J’aimerais croire que nous allons pouvoir « respirer ». J’en doute beaucoup. Un ballon d’oxygène ne résorbe pas une tumeur, surtout si l’oxygène est de mauvaise qualité.
Je ne sais pas de quoi demain sera fait. Je me méfie des prévisions catastrophistes. Je n’exclus pas (encore) que la zone euro puisse surmonter cette crise gravissime si des mesures d’intérêt général sont prises à temps. Mais tout me porte à croire que rien n’est réglé et que, DANS QUELQUES SEMAINES OU QUELQUES MOIS, LA CRISE DES DETTES PUBLIQUES VA S’APPROFONDIR, parce que c’est avant tout une crise 1) de la finance spéculative et des dettes privées, et 2) de la course folle au « moins d’État » via le dumping fiscal en Europe et ailleurs.

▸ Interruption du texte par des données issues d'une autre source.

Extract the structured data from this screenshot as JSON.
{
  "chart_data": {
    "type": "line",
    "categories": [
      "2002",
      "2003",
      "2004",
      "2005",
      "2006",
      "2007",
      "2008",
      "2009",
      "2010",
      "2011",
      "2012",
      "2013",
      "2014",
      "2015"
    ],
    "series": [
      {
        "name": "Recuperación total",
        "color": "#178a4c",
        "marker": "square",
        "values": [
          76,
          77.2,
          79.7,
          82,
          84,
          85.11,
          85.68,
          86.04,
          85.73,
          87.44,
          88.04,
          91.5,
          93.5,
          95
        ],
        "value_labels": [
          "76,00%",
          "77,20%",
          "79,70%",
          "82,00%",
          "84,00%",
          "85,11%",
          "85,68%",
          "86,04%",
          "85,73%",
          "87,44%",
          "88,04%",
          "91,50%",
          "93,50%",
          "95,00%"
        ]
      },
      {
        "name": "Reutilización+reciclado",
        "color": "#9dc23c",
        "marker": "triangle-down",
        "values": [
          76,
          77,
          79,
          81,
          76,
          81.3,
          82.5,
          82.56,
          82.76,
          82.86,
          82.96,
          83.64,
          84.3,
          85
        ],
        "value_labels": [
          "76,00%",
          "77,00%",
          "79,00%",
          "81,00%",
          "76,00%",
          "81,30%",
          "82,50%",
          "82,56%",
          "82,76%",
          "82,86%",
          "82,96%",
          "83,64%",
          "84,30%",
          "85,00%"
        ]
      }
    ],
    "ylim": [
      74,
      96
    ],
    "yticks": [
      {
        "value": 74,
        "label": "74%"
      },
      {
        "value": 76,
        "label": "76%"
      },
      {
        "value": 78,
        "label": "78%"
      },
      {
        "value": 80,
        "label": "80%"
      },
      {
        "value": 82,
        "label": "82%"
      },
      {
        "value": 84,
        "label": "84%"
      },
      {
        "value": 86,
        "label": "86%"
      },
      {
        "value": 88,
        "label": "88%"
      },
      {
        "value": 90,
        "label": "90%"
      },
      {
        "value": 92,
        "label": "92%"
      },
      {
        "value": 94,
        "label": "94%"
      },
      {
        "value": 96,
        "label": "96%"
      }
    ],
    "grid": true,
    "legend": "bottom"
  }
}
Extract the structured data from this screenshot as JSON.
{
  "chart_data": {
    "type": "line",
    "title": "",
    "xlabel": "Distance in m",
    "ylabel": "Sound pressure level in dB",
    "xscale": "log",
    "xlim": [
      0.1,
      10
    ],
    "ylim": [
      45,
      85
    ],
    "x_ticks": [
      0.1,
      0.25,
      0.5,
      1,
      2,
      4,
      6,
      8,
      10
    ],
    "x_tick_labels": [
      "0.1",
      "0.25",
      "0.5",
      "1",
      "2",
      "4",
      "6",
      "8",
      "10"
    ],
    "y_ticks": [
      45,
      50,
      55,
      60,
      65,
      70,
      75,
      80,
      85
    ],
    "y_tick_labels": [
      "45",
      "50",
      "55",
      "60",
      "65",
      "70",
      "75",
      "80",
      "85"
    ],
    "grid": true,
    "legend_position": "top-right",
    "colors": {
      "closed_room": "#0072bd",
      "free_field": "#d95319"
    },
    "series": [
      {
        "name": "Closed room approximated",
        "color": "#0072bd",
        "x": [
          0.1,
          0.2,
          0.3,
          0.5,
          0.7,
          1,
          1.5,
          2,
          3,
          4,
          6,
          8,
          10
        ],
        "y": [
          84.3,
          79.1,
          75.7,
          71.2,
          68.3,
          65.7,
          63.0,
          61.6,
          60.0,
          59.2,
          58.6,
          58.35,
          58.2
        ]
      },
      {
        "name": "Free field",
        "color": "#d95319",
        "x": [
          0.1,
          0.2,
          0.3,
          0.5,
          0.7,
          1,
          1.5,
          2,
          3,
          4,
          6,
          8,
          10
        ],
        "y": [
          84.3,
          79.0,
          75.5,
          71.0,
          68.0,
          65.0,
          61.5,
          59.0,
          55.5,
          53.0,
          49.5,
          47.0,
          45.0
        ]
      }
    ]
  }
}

Rien de décisif n’a été obtenu à ce sommet, même en se limitant aux trois points clés mis en avant par François Hollande pendant sa campagne.
1) La possibilité pour la Banque centrale européenne de financer directement les États ? C’est l’inverse : la BCE n’achètera plus les obligations des pays attaqués par les marchés, ce qu’elle avait fait en 2011. Désormais, c’est le Fonds européen de stabilité financière (puis le Mécanisme européen de stabilité qui va lui succéder) qui interviendra. Mais sans financement direct de la BCE, EN EMPRUNTANT SUR LES MARCHES. Et avec des contreparties douloureuses pour les peuples des pays emprunteurs.
2) La mise en place d’euro-obligations pour que les pays de la zone euro puissent emprunter solidairement à des taux très faibles ? Un tel dispositif, qui n’est pas sans sérieux défauts tant que les marchés décident des taux (voir les pages 86 à 92 du petit livre des économistes atterrés, « L’Europe mal traitée », 8 euros), n’est même pas évoqué dans les conclusions du sommet. Qui a fait plier qui ?
3) Des mesures de relance de la croissance en Europe ? Indépendamment même de la pertinence de ces appels angoissés à un paradis perdu qui ne reviendra pas, le « pacte pour la croissance » de 120 milliards d’euros est assez ridicule. La moitié (et probablement plus, car c’est opaque) provient de fonds structurels déjà programmés pour 2012-2013 et « redéployés ». L’autre moitié correspond à des prêts hypothétiques de la Banque européenne d’investissement pour des « grands projets » d’investissements PRIVÉS inconnus. 60 milliards ajoutés, et probablement moins, répartis entre 17 pays…
Rassurer les marchés, sauver les banques sans contrepartie véritable, c’est maintenir sinon conforter leur pouvoir de nuisance. Ce n’est pas Merkel qu’il faudrait faire plier, même si cela fait partie de la stratégie, ce sont les marchés financiers et les banques, la concurrence fiscale et les « enfers fiscaux ».
Dans ces conditions, avec des marchés financiers toujours aux commandes, la ratification rapide du « pacte d’austérité automatique » serait un bien mauvais coup. À vouloir réduire drastiquement les déficits publics pendant qu’on laisse les banques et les spéculateurs jouer contre l’économie réelle, on prépare une nouvelle étape de plongeon. Pas de quoi se pavaner.